Later that year Democrats regained control of Congress in the midterm elections, and in 1955 the House approved a return to high, rigid supports. This fight became entangled with an administration proposal for a Soil Bank. Benson had mixed feelings about what emerged from Congress. The idea had been to pay farmers to retire land dedicated to surplus crops. The so-called Acreage Reserve was limited to four years. The other part of the program was the Conservation Reserve, which would pay farmers to switch certain amounts of land for longer periods to conservation purposes. Benson liked the idea of the Conservation Reserve but was not enthusiastic about the Acreage Reserve, seeing it as a necessary evil to reduce the surplus. The problem was that the Democrat-controlled Congress insisted upon tying the Soil Bank to a return to high, fixed supports. Benson strongly urged a veto, and President Eisenhower agreed. A new Soil Bank bill was passed by Congress. Although Benson still had reservations, he did not recommend another veto, and the bill was signed by the president.

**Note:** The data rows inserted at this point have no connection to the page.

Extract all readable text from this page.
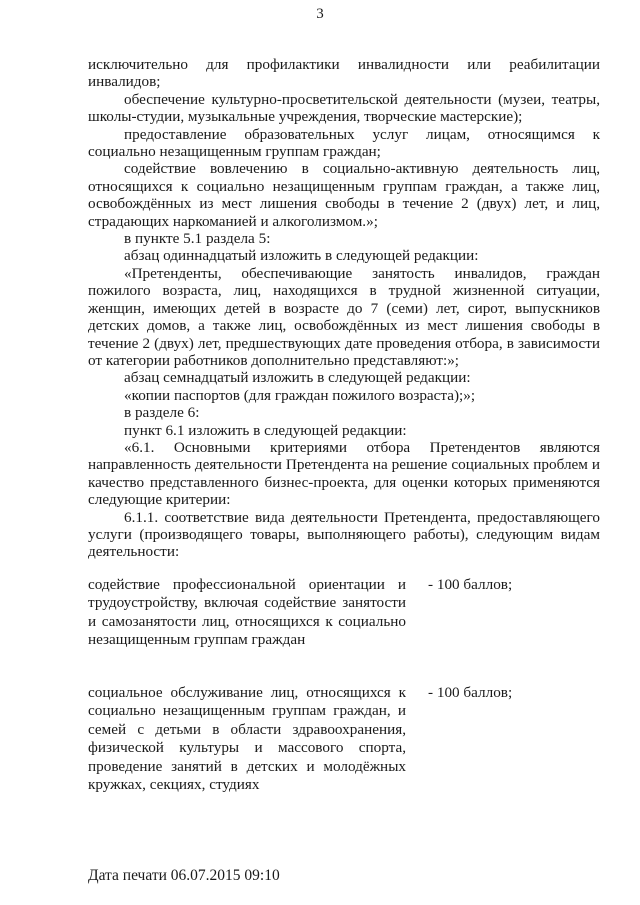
3

исключительно для профилактики инвалидности или реабилитации инвалидов;

обеспечение культурно-просветительской деятельности (музеи, театры, школы-студии, музыкальные учреждения, творческие мастерские);

предоставление образовательных услуг лицам, относящимся к социально незащищенным группам граждан;

содействие вовлечению в социально-активную деятельность лиц, относящихся к социально незащищенным группам граждан, а также лиц, освобождённых из мест лишения свободы в течение 2 (двух) лет, и лиц, страдающих наркоманией и алкоголизмом.»;

в пункте 5.1 раздела 5:

абзац одиннадцатый изложить в следующей редакции:

«Претенденты, обеспечивающие занятость инвалидов, граждан пожилого возраста, лиц, находящихся в трудной жизненной ситуации, женщин, имеющих детей в возрасте до 7 (семи) лет, сирот, выпускников детских домов, а также лиц, освобождённых из мест лишения свободы в течение 2 (двух) лет, предшествующих дате проведения отбора, в зависимости от категории работников дополнительно представляют:»;

абзац семнадцатый изложить в следующей редакции:

«копии паспортов (для граждан пожилого возраста);»;

в разделе 6:

пункт 6.1 изложить в следующей редакции:

«6.1. Основными критериями отбора Претендентов являются направленность деятельности Претендента на решение социальных проблем и качество представленного бизнес-проекта, для оценки которых применяются следующие критерии:

6.1.1. соответствие вида деятельности Претендента, предоставляющего услуги (производящего товары, выполняющего работы), следующим видам деятельности:

содействие профессиональной ориентации и трудоустройству, включая содействие занятости и самозанятости лиц, относящихся к социально незащищенным группам граждан
- 100 баллов;
социальное обслуживание лиц, относящихся к социально незащищенным группам граждан, и семей с детьми в области здравоохранения, физической культуры и массового спорта, проведение занятий в детских и молодёжных кружках, секциях, студиях
- 100 баллов;
Дата печати 06.07.2015 09:10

The other major agricultural legislation during the Benson years came in 1958. Benson had argued for an increase in acreage allotments for most basic crops and for an end to restrictions for corn. He wanted to widen the range of supports to allow for lowering them still further. Because of technological advances, Benson believed acreage allotments were ineffective and that other methods to reduce surpluses had to be tried. The administration won approval of its plan to eliminate acreage allotments for corn, but limitations remained for most other basic crops.

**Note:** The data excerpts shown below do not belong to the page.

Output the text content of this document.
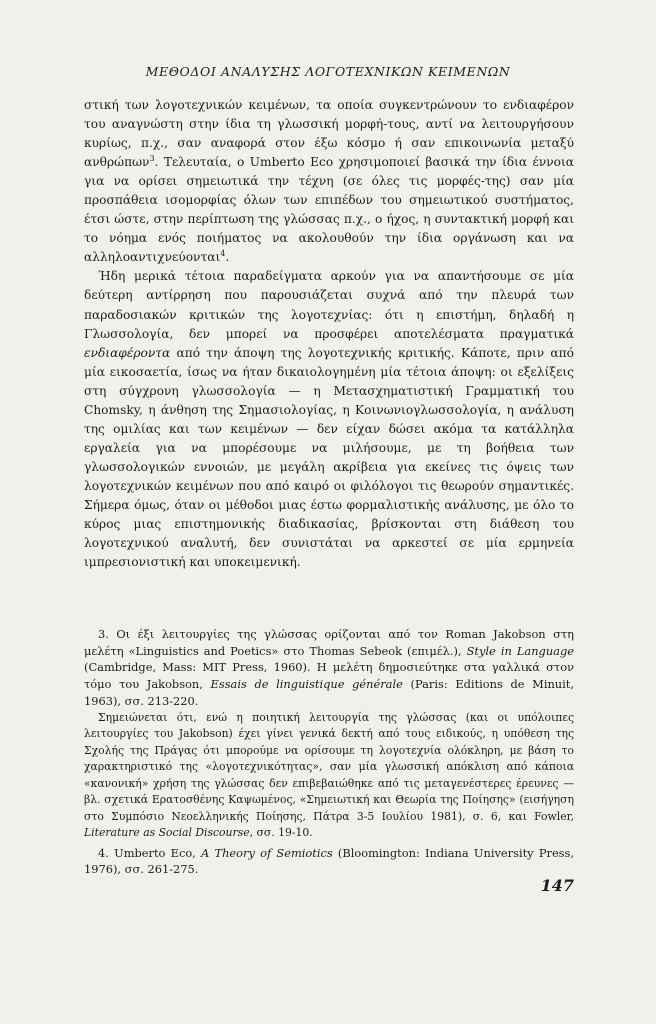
ΜΕΘΟΔΟΙ ΑΝΑΛΥΣΗΣ ΛΟΓΟΤΕΧΝΙΚΩΝ ΚΕΙΜΕΝΩΝ

στική των λογοτεχνικών κειμένων, τα οποία συγκεντρώνουν το ενδιαφέρον του αναγνώστη στην ίδια τη γλωσσική μορφή-τους, αντί να λειτουργήσουν κυρίως, π.χ., σαν αναφορά στον έξω κόσμο ή σαν επικοινωνία μεταξύ ανθρώπων$^3$. Τελευταία, ο Umberto Eco χρησιμοποιεί βασικά την ίδια έννοια για να ορίσει σημειωτικά την τέχνη (σε όλες τις μορφές-της) σαν μία προσπάθεια ισομορφίας όλων των επιπέδων του σημειωτικού συστήματος, έτσι ώστε, στην περίπτωση της γλώσσας π.χ., ο ήχος, η συντακτική μορφή και το νόημα ενός ποιήματος να ακολουθούν την ίδια οργάνωση και να αλληλοαντιχνεύονται$^4$.

Ήδη μερικά τέτοια παραδείγματα αρκούν για να απαντήσουμε σε μία δεύτερη αντίρρηση που παρουσιάζεται συχνά από την πλευρά των παραδοσιακών κριτικών της λογοτεχνίας: ότι η επιστήμη, δηλαδή η Γλωσσολογία, δεν μπορεί να προσφέρει αποτελέσματα πραγματικά ενδιαφέροντα από την άποψη της λογοτεχνικής κριτικής. Κάποτε, πριν από μία εικοσαετία, ίσως να ήταν δικαιολογημένη μία τέτοια άποψη: οι εξελίξεις στη σύγχρονη γλωσσολογία — η Μετασχηματιστική Γραμματική του Chomsky, η άνθηση της Σημασιολογίας, η Κοινωνιογλωσσολογία, η ανάλυση της ομιλίας και των κειμένων — δεν είχαν δώσει ακόμα τα κατάλληλα εργαλεία για να μπορέσουμε να μιλήσουμε, με τη βοήθεια των γλωσσολογικών εννοιών, με μεγάλη ακρίβεια για εκείνες τις όψεις των λογοτεχνικών κειμένων που από καιρό οι φιλόλογοι τις θεωρούν σημαντικές. Σήμερα όμως, όταν οι μέθοδοι μιας έστω φορμαλιστικής ανάλυσης, με όλο το κύρος μιας επιστημονικής διαδικασίας, βρίσκονται στη διάθεση του λογοτεχνικού αναλυτή, δεν συνιστάται να αρκεστεί σε μία ερμηνεία ιμπρεσιονιστική και υποκειμενική.

3. Οι έξι λειτουργίες της γλώσσας ορίζονται από τον Roman Jakobson στη μελέτη «Linguistics and Poetics» στο Thomas Sebeok (επιμέλ.), Style in Language (Cambridge, Mass: MIT Press, 1960). Η μελέτη δημοσιεύτηκε στα γαλλικά στον τόμο του Jakobson, Essais de linguistique générale (Paris: Editions de Minuit, 1963), σσ. 213-220.

Σημειώνεται ότι, ενώ η ποιητική λειτουργία της γλώσσας (και οι υπόλοιπες λειτουργίες του Jakobson) έχει γίνει γενικά δεκτή από τους ειδικούς, η υπόθεση της Σχολής της Πράγας ότι μπορούμε να ορίσουμε τη λογοτεχνία ολόκληρη, με βάση το χαρακτηριστικό της «λογοτεχνικότητας», σαν μία γλωσσική απόκλιση από κάποια «κανονική» χρήση της γλώσσας δεν επιβεβαιώθηκε από τις μεταγενέστερες έρευνες — βλ. σχετικά Ερατοσθένης Καψωμένος, «Σημειωτική και Θεωρία της Ποίησης» (εισήγηση στο Συμπόσιο Νεοελληνικής Ποίησης, Πάτρα 3-5 Ιουλίου 1981), σ. 6, και Fowler, Literature as Social Discourse, σσ. 19-10.

4. Umberto Eco, A Theory of Semiotics (Bloomington: Indiana University Press, 1976), σσ. 261-275.

147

Leaving office in 1961, Benson returned to his post in the Council of Twelve. In 1973 he became president of the council, and in 1985 he became president and prophet of the church, a post in which he served until his death in 1994.

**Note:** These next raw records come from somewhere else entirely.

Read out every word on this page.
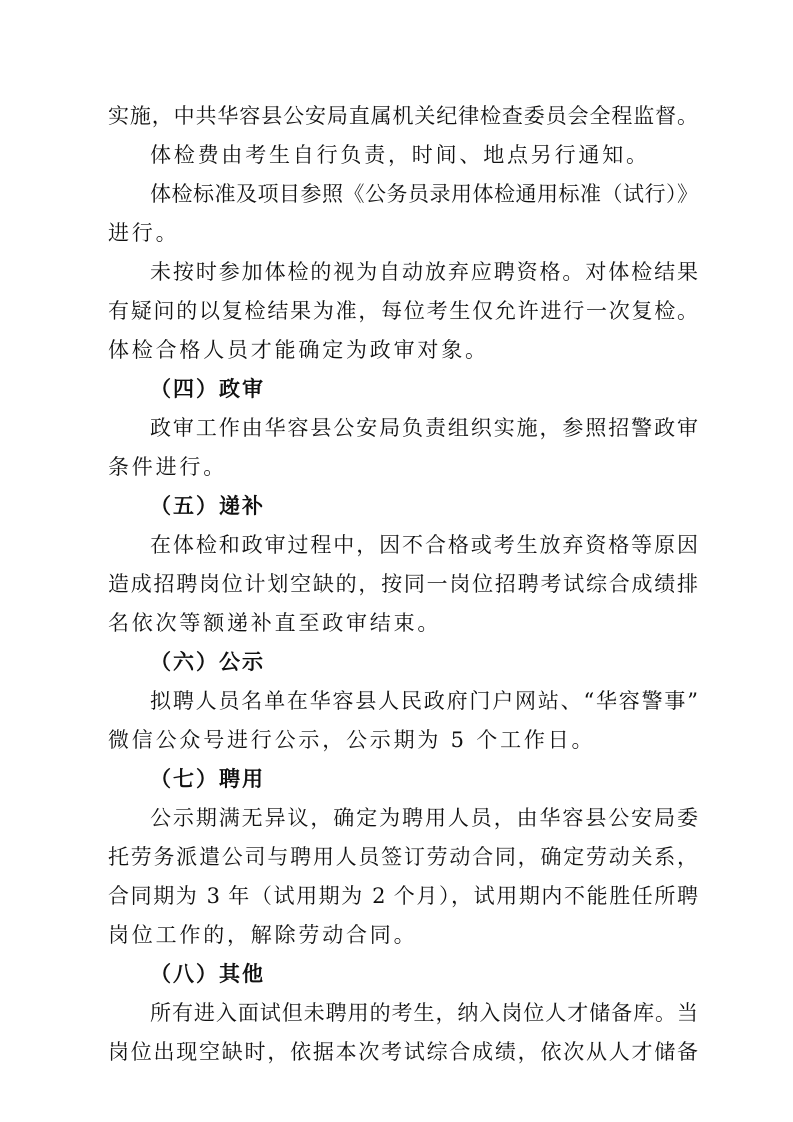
实施，中共华容县公安局直属机关纪律检查委员会全程监督。
体检费由考生自行负责，时间、地点另行通知。
体检标准及项目参照《公务员录用体检通用标准（试行）》
进行。
未按时参加体检的视为自动放弃应聘资格。对体检结果
有疑问的以复检结果为准，每位考生仅允许进行一次复检。
体检合格人员才能确定为政审对象。
（四）政审
政审工作由华容县公安局负责组织实施，参照招警政审
条件进行。
（五）递补
在体检和政审过程中，因不合格或考生放弃资格等原因
造成招聘岗位计划空缺的，按同一岗位招聘考试综合成绩排
名依次等额递补直至政审结束。
（六）公示
拟聘人员名单在华容县人民政府门户网站、“华容警事”
微信公众号进行公示，公示期为 5 个工作日。
（七）聘用
公示期满无异议，确定为聘用人员，由华容县公安局委
托劳务派遣公司与聘用人员签订劳动合同，确定劳动关系，
合同期为 3 年（试用期为 2 个月），试用期内不能胜任所聘
岗位工作的，解除劳动合同。
（八）其他
所有进入面试但未聘用的考生，纳入岗位人才储备库。当
岗位出现空缺时，依据本次考试综合成绩，依次从人才储备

During his tenure as secretary of agriculture, there were many calls from the farm bloc and others for Benson to resign. In 1957, in Sioux Falls, South Dakota, eggs were thrown at the secretary during a speech. Eisenhower remained loyal to Benson, who was one of only two cabinet members to stay for the entire eight years of the administration. At the end of Benson’s time in office, crop surpluses were still high. He ardently believed that what had been needed to solve the surplus was less, not more, government intervention, and here was the source of his major disagreements with the congressional farm bloc. In the years after the Eisenhower presidency Benson was outspoken in behalf of conservative ideas and became associated with the John Birch Society. He denounced liberalism, including the civil rights movement, progressive income taxes, the welfare state, and feminism. In his later years Benson was beset by health problems, and he died of congestive heart failure in Salt Lake City at the age of ninety-five.

Benson wrote about his time as secretary of agriculture in Cross Fire: The Eight Years with Eisenhower (1962). His conservative idealism is detailed in his books The Red Carpet (1962), Title of Liberty (1964), The Constitution: A Heavenly Banner (1986), and The Teachings of Ezra Taft Benson (1988). A full treatment of Benson’s life is Ezra Taft Benson: A Biography (1987) by Sheri L. Dew; shorter summaries include an entry in Current Biography 1953 and Frederick J. Simonelli, “Benson, Ezra Taft,” American National Biography (1999). A study of Benson’s time as secretary is Edward L. Schapsmeier and Frederick H. Schapsmeier, Ezra Taft Benson and the Politics of Agriculture: The Eisenhower Years, 1953–1961 (1975). Helpful information about agricultural legislation during Benson’s years as secretary can be found in Congressional Quarterly’s Congress and the Nation, 1945–1964: A Review of Government and Politics (1965). An obituary is in the New York Times (31 May 1994).